Section-by-Section Guidelines

Title

Formula: [Method/Approach] for [Problem/Setting]

Examples:

"Efficient Estimation of Natural Direct and Indirect Effects"
"Double Robust Inference for Mediation Analysis with Unmeasured Confounding"
"A Semiparametric Approach to Sequential Mediation Analysis"

Tips:

Lead with the contribution (method name or key concept)
Include the setting/problem
Avoid jargon unless widely known
Keep under 15 words

Abstract

Structure (150-250 words):

[1-2 sentences: Problem/motivation] [1-2 sentences: Gap in existing methods] [2-3 sentences: Our contribution/approach] [1-2 sentences: Key results - theory + empirical] [1 sentence: Implications/availability]

Example:

Mediation analysis is fundamental for understanding causal mechanisms in health research. Existing methods for sequential mediation assume correctly specified parametric models and cannot accommodate high-dimensional confounders. We develop a doubly robust estimator for sequential mediation effects that remains consistent when either the outcome or mediator models are correctly specified. We derive the efficient influence function and show our estimator achieves the semiparametric efficiency bound. Simulations demonstrate substantial efficiency gains over existing approaches, particularly under model misspecification. We apply our method to study the pathway from childhood adversity through inflammation to adult depression using MIDUS data. Software is available in the R package medrobust.

Introduction

Structure (4-6 paragraphs):

Paragraph 1: Problem and Motivation

State the scientific problem
Why does it matter?
Concrete example/application

Paragraph 2: Existing Approaches

What methods exist?
What do they accomplish?
(Be fair and accurate)

Paragraph 3: Gap/Limitation

What can't current methods do?
Why is this a problem?
Make the need compelling

Paragraph 4: Our Contribution

What do we propose?
How does it address the gap?
Key properties (robust, efficient, etc.)

Paragraph 5: Results Preview

What do we show theoretically?
What do simulations demonstrate?
What does the application reveal?

Paragraph 6: Paper Organization

"The remainder of this paper is organized as follows..."
Brief section-by-section overview

Tips:

Start broad, narrow to specific contribution
Cite 3-5 key papers per existing approach
Don't oversell or bash competitors
Be specific about contributions

Notation and Setup

Template:

\section{Notation and Setup} \label{sec:setup}

Let $O = (Y, A, M, X)$ denote the observed data, where: \begin{itemize} \item $Y \in \mathcal{Y}$ is the outcome of interest \item $A \in {0,1}$ is the binary treatment \item $M \in \mathcal{M}$ is the mediator \item $X \in \mathcal{X}$ is a vector of pre-treatment confounders \end{itemize}

We assume $n$ i.i.d. copies $O_1, \ldots, O_n$ from distribution $P$.

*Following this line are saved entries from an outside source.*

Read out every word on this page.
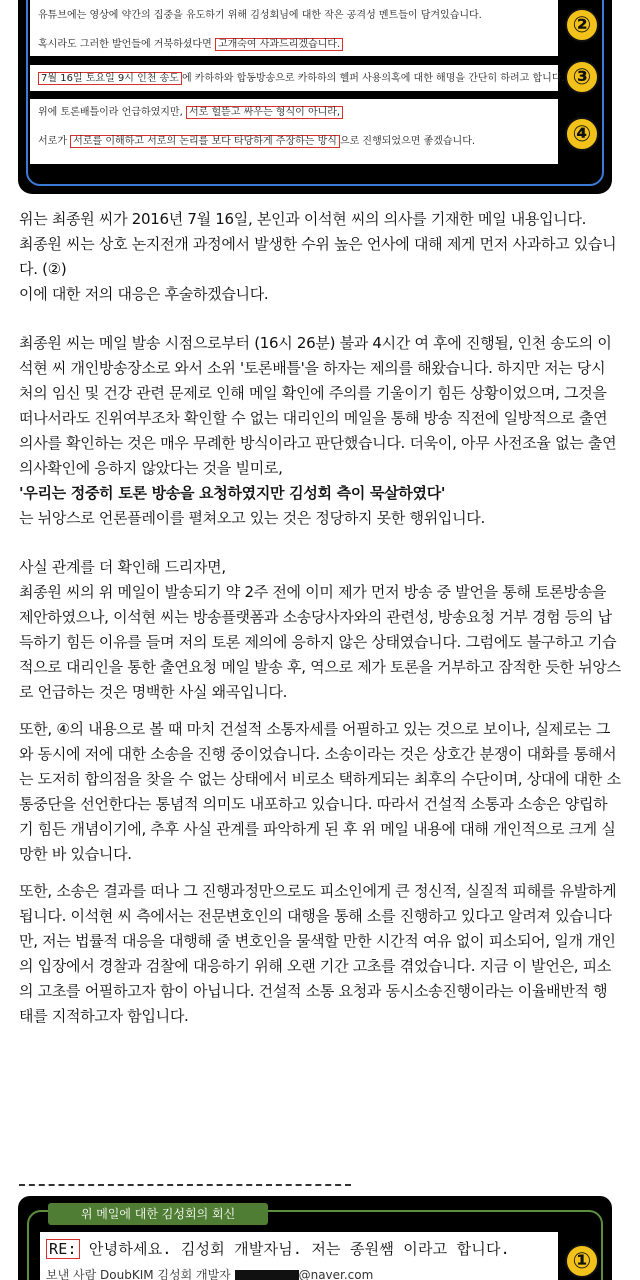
유튜브에는 영상에 약간의 집중을 유도하기 위해 김성회님에 대한 작은 공격성 멘트들이 담겨있습니다.

혹시라도 그러한 발언들에 거북하셨다면 고개숙여 사과드리겠습니다.

7월 16일 토요일 9시 인천 송도 에 카하하와 합동방송으로 카하하의 헬퍼 사용의혹에 대한 해명을 간단히 하려고 합니다.

위에 토론배틀이라 언급하였지만, 서로 헐뜯고 싸우는 형식이 아니라,

서로가 서로를 이해하고 서로의 논리를 보다 타당하게 주장하는 방식 으로 진행되었으면 좋겠습니다.

②
③
④

위는 최종원 씨가 2016년 7월 16일, 본인과 이석현 씨의 의사를 기재한 메일 내용입니다.

최종원 씨는 상호 논지전개 과정에서 발생한 수위 높은 언사에 대해 제게 먼저 사과하고 있습니다. (②)

이에 대한 저의 대응은 후술하겠습니다.

최종원 씨는 메일 발송 시점으로부터 (16시 26분) 불과 4시간 여 후에 진행될, 인천 송도의 이석현 씨 개인방송장소로 와서 소위 '토론배틀'을 하자는 제의를 해왔습니다. 하지만 저는 당시 처의 임신 및 건강 관련 문제로 인해 메일 확인에 주의를 기울이기 힘든 상황이었으며, 그것을 떠나서라도 진위여부조차 확인할 수 없는 대리인의 메일을 통해 방송 직전에 일방적으로 출연의사를 확인하는 것은 매우 무례한 방식이라고 판단했습니다. 더욱이, 아무 사전조율 없는 출연의사확인에 응하지 않았다는 것을 빌미로,

'우리는 정중히 토론 방송을 요청하였지만 김성회 측이 묵살하였다'

는 뉘앙스로 언론플레이를 펼쳐오고 있는 것은 정당하지 못한 행위입니다.

사실 관계를 더 확인해 드리자면,

최종원 씨의 위 메일이 발송되기 약 2주 전에 이미 제가 먼저 방송 중 발언을 통해 토론방송을 제안하였으나, 이석현 씨는 방송플랫폼과 소송당사자와의 관련성, 방송요청 거부 경험 등의 납득하기 힘든 이유를 들며 저의 토론 제의에 응하지 않은 상태였습니다. 그럼에도 불구하고 기습적으로 대리인을 통한 출연요청 메일 발송 후, 역으로 제가 토론을 거부하고 잠적한 듯한 뉘앙스로 언급하는 것은 명백한 사실 왜곡입니다.

또한, ④의 내용으로 볼 때 마치 건설적 소통자세를 어필하고 있는 것으로 보이나, 실제로는 그와 동시에 저에 대한 소송을 진행 중이었습니다. 소송이라는 것은 상호간 분쟁이 대화를 통해서는 도저히 합의점을 찾을 수 없는 상태에서 비로소 택하게되는 최후의 수단이며, 상대에 대한 소통중단을 선언한다는 통념적 의미도 내포하고 있습니다. 따라서 건설적 소통과 소송은 양립하기 힘든 개념이기에, 추후 사실 관계를 파악하게 된 후 위 메일 내용에 대해 개인적으로 크게 실망한 바 있습니다.

또한, 소송은 결과를 떠나 그 진행과정만으로도 피소인에게 큰 정신적, 실질적 피해를 유발하게 됩니다. 이석현 씨 측에서는 전문변호인의 대행을 통해 소를 진행하고 있다고 알려져 있습니다만, 저는 법률적 대응을 대행해 줄 변호인을 물색할 만한 시간적 여유 없이 피소되어, 일개 개인의 입장에서 경찰과 검찰에 대응하기 위해 오랜 기간 고초를 겪었습니다. 지금 이 발언은, 피소의 고초를 어필하고자 함이 아닙니다. 건설적 소통 요청과 동시소송진행이라는 이율배반적 행태를 지적하고자 함입니다.

위 메일에 대한 김성회의 회신
RE: 안녕하세요. 김성회 개발자님. 저는 종원쌤 이라고 합니다.
보낸 사람 DoubKIM 김성회 개발자	@naver.com
①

\subsection{Causal Framework} We adopt the potential outcomes framework \citep{Rubin1974}. Let $Y(a)$ denote the potential outcome under treatment $A=a$, and $Y(a,m)$ the potential outcome when treatment is set to $a$ and mediator to $m$.

Tips:

Define ALL notation before use
Use consistent notation throughout
Follow field conventions (VanderWeele for mediation)
Keep notation minimal but precise

Identification

Structure:

\section{Identification} \label{sec:identification}

\subsection{Target Estimand} Our target estimand is [precise definition with formula].

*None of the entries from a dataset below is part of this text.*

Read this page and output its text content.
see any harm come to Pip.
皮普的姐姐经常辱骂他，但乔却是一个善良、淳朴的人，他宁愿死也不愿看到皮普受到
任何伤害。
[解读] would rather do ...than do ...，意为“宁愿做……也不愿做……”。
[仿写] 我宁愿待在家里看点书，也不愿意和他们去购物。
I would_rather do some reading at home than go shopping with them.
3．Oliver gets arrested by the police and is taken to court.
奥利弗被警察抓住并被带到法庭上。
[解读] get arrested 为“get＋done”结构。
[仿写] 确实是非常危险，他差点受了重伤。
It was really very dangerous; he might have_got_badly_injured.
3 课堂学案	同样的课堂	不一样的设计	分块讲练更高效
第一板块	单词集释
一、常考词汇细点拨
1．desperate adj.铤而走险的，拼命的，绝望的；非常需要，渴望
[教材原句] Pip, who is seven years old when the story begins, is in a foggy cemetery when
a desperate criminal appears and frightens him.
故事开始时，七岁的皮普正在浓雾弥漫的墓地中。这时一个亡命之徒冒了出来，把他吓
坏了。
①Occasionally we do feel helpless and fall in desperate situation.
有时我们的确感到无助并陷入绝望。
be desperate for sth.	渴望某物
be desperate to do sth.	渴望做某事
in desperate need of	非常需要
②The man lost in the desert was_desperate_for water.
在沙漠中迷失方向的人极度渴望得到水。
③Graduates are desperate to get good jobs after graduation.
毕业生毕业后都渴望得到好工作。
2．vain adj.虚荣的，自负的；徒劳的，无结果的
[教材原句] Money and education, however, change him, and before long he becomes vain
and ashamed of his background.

\subsection{Identification Assumptions} We require the following assumptions: \begin{assumption}[Consistency] \label{A:consistency} $Y = Y(A, M)$ and $M = M(A)$. \end{assumption} [... additional assumptions ...]

\subsection{Identification Result} \begin{theorem}[Identification] \label{thm:identification} Under Assumptions \ref{A:consistency}--\ref{A:positivity}, the estimand $\psi$ is identified by [formula]. \end{theorem}

Tips:

Number assumptions (A1, A2, ... or Assumption 1, 2, ...)
State assumptions precisely
Discuss plausibility of each assumption
Proof in main text if simple, appendix if long

Estimation

Structure:

\section{Estimation} \label{sec:estimation}

\subsection{Proposed Estimator} Based on the identification result, we propose the estimator: \begin{equation} \hat{\psi}_n = [estimator formula] \end{equation}

\subsection{Nuisance Estimation} The estimator depends on nuisance functions $\eta = (\mu, \pi, \ldots)$. We estimate these using [approach].

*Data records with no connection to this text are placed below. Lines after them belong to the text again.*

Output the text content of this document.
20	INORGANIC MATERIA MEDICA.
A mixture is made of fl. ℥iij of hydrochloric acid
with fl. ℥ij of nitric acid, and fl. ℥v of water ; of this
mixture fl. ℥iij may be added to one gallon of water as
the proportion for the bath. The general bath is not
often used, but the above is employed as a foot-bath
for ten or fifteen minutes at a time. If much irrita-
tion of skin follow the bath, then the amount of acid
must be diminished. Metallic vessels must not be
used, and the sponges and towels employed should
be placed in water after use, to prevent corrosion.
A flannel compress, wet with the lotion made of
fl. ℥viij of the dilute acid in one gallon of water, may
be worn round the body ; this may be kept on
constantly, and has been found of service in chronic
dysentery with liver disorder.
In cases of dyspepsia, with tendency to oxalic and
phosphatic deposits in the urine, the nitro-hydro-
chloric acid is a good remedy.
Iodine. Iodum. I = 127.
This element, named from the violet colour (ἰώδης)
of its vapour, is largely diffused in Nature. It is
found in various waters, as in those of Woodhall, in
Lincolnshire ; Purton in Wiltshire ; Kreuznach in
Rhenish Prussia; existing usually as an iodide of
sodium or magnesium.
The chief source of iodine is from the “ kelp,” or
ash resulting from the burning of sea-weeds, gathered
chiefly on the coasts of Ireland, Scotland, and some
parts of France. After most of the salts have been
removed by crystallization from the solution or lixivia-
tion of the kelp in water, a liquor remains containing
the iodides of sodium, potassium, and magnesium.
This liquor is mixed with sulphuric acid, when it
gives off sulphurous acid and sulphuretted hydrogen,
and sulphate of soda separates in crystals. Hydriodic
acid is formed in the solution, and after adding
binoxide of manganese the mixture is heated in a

\subsection{Algorithm} [Pseudocode or step-by-step procedure]

Tips:

Motivate why this estimator (efficiency, robustness)
Be explicit about nuisance estimation
Provide algorithm/pseudocode for implementation
Discuss computational considerations

Asymptotic Properties

Structure:

\section{Asymptotic Properties} \label{sec:theory}

\subsection{Regularity Conditions} We impose the following regularity conditions: \begin{condition} \label{C1} [Condition statement] \end{condition}

\subsection{Main Result} \begin{theorem}[Asymptotic Normality] \label{thm:asymptotics} Under Conditions \ref{C1}--\ref{Cn}, as $n \to \infty$: [ \sqrt{n}(\hat{\psi}_n - \psi_0) \xrightarrow{d} N(0, V) ] where $V = E[\phi(O)^2]$ and $\phi$ is the influence function given by [formula]. \end{theorem}

\subsection{Variance Estimation} Consistent variance estimation via [approach].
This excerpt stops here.